Tony's attention was brought rudely back from this fascinating scene to the business at hand. He reached in his pocket for his keys and six gun barrels pointed unerringly at his vitals while ugly fingers twitched at triggers.

“The keys,” he said sweatingly, “I need the keys for the bag and the handcuff.”

“Just pose in that position for a little-little moment while I get the keys and whatever else you have.”

The burly speaker, apparently their leader, cold of eye and grizzled of hair, swung the machine gun over his shoulder and gave Tony a quick and efficient search.

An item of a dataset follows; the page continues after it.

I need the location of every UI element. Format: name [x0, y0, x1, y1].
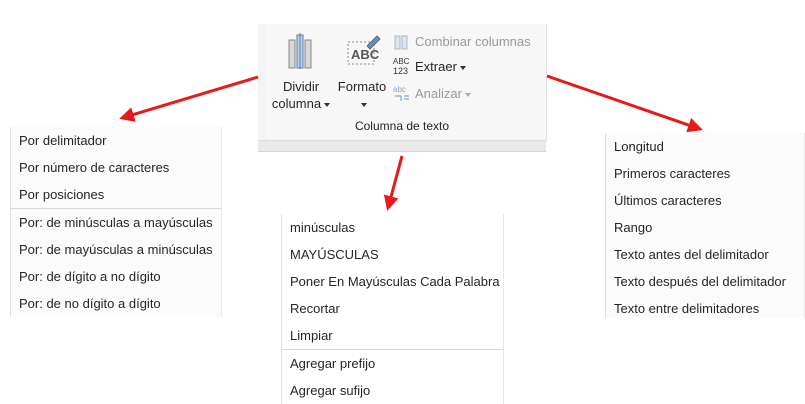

He was not surprised to find the revolver, and stuck it and the holster into his belt, but discovered nothing else to interest him other than the keys. He tossed them to Tony, who opened both locks, then knelt and opened the bag upon the deck.

Even the faithful were interested in two million dollars in devalued American currency and there were murmurs of appreciation in a number of languages. The leader pushed Tony aside roughly and knelt in his stead, pawing through the bundles, counting the bills in a bundle and then the number of bundles. All must have been in order, for he nodded approval and snapped the bag shut again.